Of course, we don't observe attempts past attempt 3, so we have to work with a truncated version of the distribution. For individual $i$, their likelihood is \begin{align*} \mathcal{L} = p_i^{N_{i1}}[(1-p_i)p_i]^{N_{i2}}[(1-p_i)^2p_i]^{N_{i3}}[(1-p_i)^3]^{N_{i4}} \end{align*} where $N_{i1}, N_{i2}, N_{i3}, N_{i4}$ are the number of Attempt 1, Attempt 2, Attemp 3, and Games Lost respectively by individual $i$. The maximum likelihood estimator (MLE) for individual $i$ is \begin{align*} \widehat{p}_i = \frac{N_{i1} + N_{i2} + N_{i3}}{N_{i1} + 2N_{i2} + 3N_{i3} + 3N_{i4}} \end{align*} which can then be used to rank individuals (the higher the $\widehat{p}_i$, the better)

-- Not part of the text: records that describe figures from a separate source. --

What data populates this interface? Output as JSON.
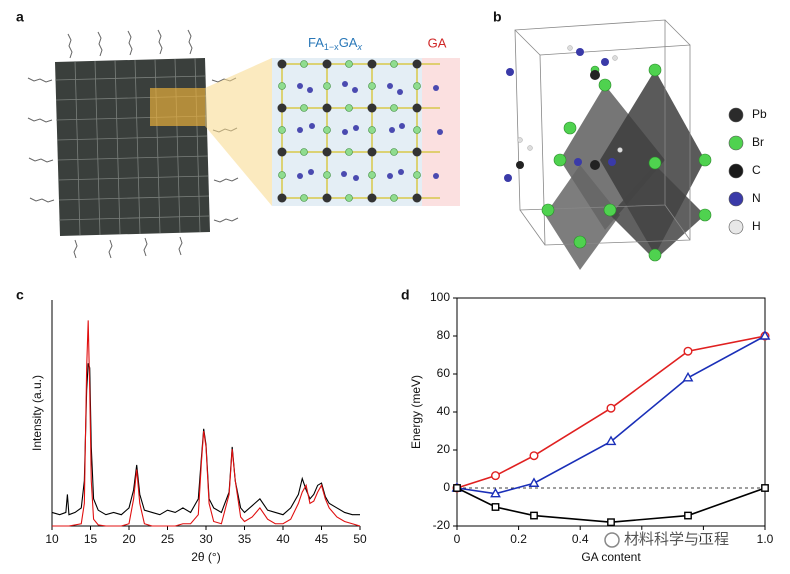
{
  "panel_labels": [
    "a",
    "b",
    "c",
    "d"
  ],
  "panel_a": {
    "composition": {
      "base": "FA",
      "base_sub": "1−x",
      "ga": "GA",
      "ga_sub": "x"
    },
    "ga_label": "GA"
  },
  "panel_b": {
    "legend": [
      {
        "label": "Pb",
        "color": "#2b2b2b"
      },
      {
        "label": "Br",
        "color": "#4fd24f"
      },
      {
        "label": "C",
        "color": "#1a1a1a"
      },
      {
        "label": "N",
        "color": "#3a3aa8"
      },
      {
        "label": "H",
        "color": "#e8e8e8"
      }
    ]
  },
  "watermark": "材料科学与工程",
  "chart_data": [
    {
      "type": "line",
      "xlabel": "2θ (°)",
      "ylabel": "Intensity (a.u.)",
      "xlim": [
        10,
        50
      ],
      "ylim": [
        0,
        100
      ],
      "xticks": [
        10,
        15,
        20,
        25,
        30,
        35,
        40,
        45,
        50
      ],
      "x": [
        10,
        11,
        11.8,
        12,
        12.2,
        13,
        13.8,
        14.2,
        14.5,
        14.7,
        14.9,
        15.1,
        15.4,
        16,
        17,
        18,
        19,
        20,
        20.6,
        21,
        21.4,
        22,
        23,
        24,
        25,
        26,
        27,
        28,
        29,
        29.4,
        29.7,
        30,
        30.4,
        31,
        32,
        33,
        33.4,
        33.8,
        34.5,
        35,
        36,
        37,
        38,
        39,
        40,
        41,
        42,
        42.5,
        43,
        43.5,
        44,
        44.5,
        45,
        45.5,
        46,
        47,
        48,
        49,
        50
      ],
      "series": [
        {
          "color": "#000000",
          "values": [
            6,
            5,
            6,
            14,
            5,
            6,
            8,
            20,
            60,
            72,
            70,
            35,
            12,
            7,
            5,
            6,
            5,
            8,
            16,
            27,
            14,
            7,
            6,
            5,
            7,
            6,
            8,
            6,
            12,
            30,
            43,
            36,
            12,
            8,
            6,
            15,
            35,
            20,
            8,
            6,
            9,
            12,
            7,
            6,
            5,
            8,
            14,
            21,
            16,
            12,
            14,
            18,
            19,
            13,
            10,
            8,
            6,
            5,
            5
          ]
        },
        {
          "color": "#e01010",
          "values": [
            0,
            0,
            0,
            0,
            0,
            0.5,
            1,
            10,
            70,
            91,
            60,
            20,
            3,
            0.5,
            0,
            0,
            0,
            1,
            12,
            25,
            10,
            1,
            0,
            0,
            0,
            0,
            1,
            1,
            5,
            28,
            42,
            35,
            10,
            2,
            1,
            14,
            34,
            20,
            4,
            2,
            4,
            8,
            3,
            1,
            1,
            3,
            10,
            15,
            18,
            10,
            11,
            15,
            18,
            12,
            8,
            4,
            2,
            1,
            0
          ]
        }
      ]
    },
    {
      "type": "line",
      "xlabel": "GA content",
      "ylabel": "Energy (meV)",
      "xlim": [
        0,
        1
      ],
      "ylim": [
        -20,
        100
      ],
      "xticks": [
        0,
        0.2,
        0.4,
        0.6,
        0.8,
        {
          "value": 1,
          "label": "1.0"
        }
      ],
      "yticks": [
        -20,
        0,
        20,
        40,
        60,
        80,
        100
      ],
      "reference_line": 0,
      "x": [
        0,
        0.125,
        0.25,
        0.5,
        0.75,
        1
      ],
      "series": [
        {
          "color": "#e02020",
          "marker": "circle",
          "values": [
            0,
            6.5,
            17,
            42,
            72,
            80
          ]
        },
        {
          "color": "#1a2fb8",
          "marker": "triangle",
          "values": [
            0,
            -3,
            2.5,
            24.5,
            58,
            80
          ]
        },
        {
          "color": "#000000",
          "marker": "square",
          "values": [
            0,
            -10,
            -14.5,
            -18,
            -14.5,
            0
          ]
        }
      ]
    }
  ]
}
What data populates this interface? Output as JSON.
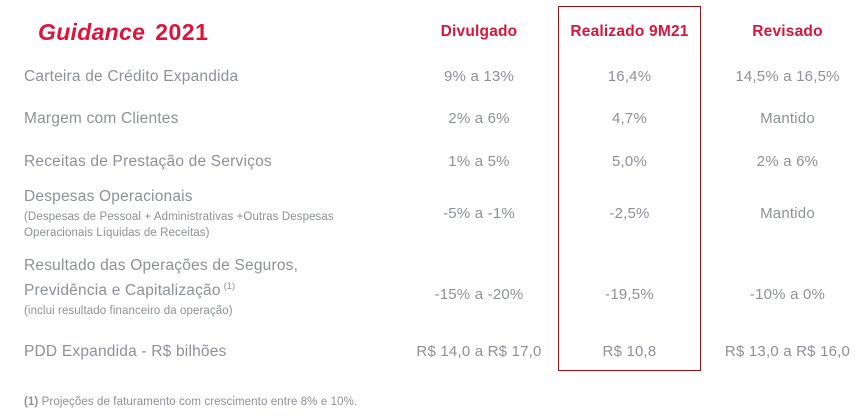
{
  "colors": {
    "accent_red": "#DC143C",
    "box_border_red": "#A01113",
    "text_gray": "#8E9196"
  },
  "title": {
    "brand_word": "Guidance",
    "year": "2021"
  },
  "header": {
    "divulgado": "Divulgado",
    "realizado": "Realizado 9M21",
    "revisado": "Revisado"
  },
  "rows": [
    {
      "label": "Carteira de Crédito Expandida",
      "divulgado": "9% a 13%",
      "realizado": "16,4%",
      "revisado": "14,5% a 16,5%"
    },
    {
      "label": "Margem com Clientes",
      "divulgado": "2% a 6%",
      "realizado": "4,7%",
      "revisado": "Mantido"
    },
    {
      "label": "Receitas de Prestação de Serviços",
      "divulgado": "1% a 5%",
      "realizado": "5,0%",
      "revisado": "2% a 6%"
    },
    {
      "label": "Despesas Operacionais",
      "sublabel": "(Despesas de Pessoal + Administrativas +Outras Despesas Operacionais Líquidas de Receitas)",
      "divulgado": "-5% a -1%",
      "realizado": "-2,5%",
      "revisado": "Mantido"
    },
    {
      "label_line1": "Resultado das Operações de Seguros,",
      "label_line2": "Previdência e Capitalização",
      "label_sup": "(1)",
      "sublabel": "(inclui resultado financeiro da operação)",
      "divulgado": "-15% a -20%",
      "realizado": "-19,5%",
      "revisado": "-10% a 0%"
    },
    {
      "label": "PDD Expandida - R$ bilhões",
      "divulgado": "R$ 14,0 a R$ 17,0",
      "realizado": "R$ 10,8",
      "revisado": "R$ 13,0 a R$ 16,0"
    }
  ],
  "footnote": {
    "marker": "(1)",
    "text": "Projeções de faturamento com crescimento entre 8% e 10%."
  }
}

Addendum: accounting for # of games played Consider scores by these two individuals:

Individual 1         Individual 2
---------------------------------
gamesWon: 99;        gamesWon: 1;
gamesLost: 1;        gamesLost: 0;
attempt1: 99;        attempt1: 1;
attempt2: 0;         attempt2: 0;
attempt3: 0;         attempt3: 0;

Based on system, we have $\widehat{p}_1 = 0.971$ and $\widehat{p}_2 = 1$, and therefore Individual 2 is ranked higher. This seems widely unfair to base a ranking for an individual with so few games; perhaps a fairer approach is to rank based off \begin{align*} \widetilde{p}_i: \widetilde{p}_i \text{ is the largested value } \le \widehat{p}_i \text{ such that } (\widehat{p}_i - \widetilde{p}_i)^2 = z^* \frac{1 - \widetilde{p}_i}{N_i \widetilde{p}_i} \end{align*} where $N_i = \sum_{k=1}^{4}N_{ik}$ is the number of games played by individual $i$ and $z^*$ is a tuning parameter (for simplicity, you can set $z^*=1$). This is similar to Wilson's score lower bound with an approximation for the standard error for $\widehat{p}_i$ assuming a full (non-truncated) geometric distribution. From this procedure, we find that $\widetilde{p}_1 = 0.946$ and $\widetilde{p}_2 = -0.755$, and therefore Individual 1 outranks Individual 2.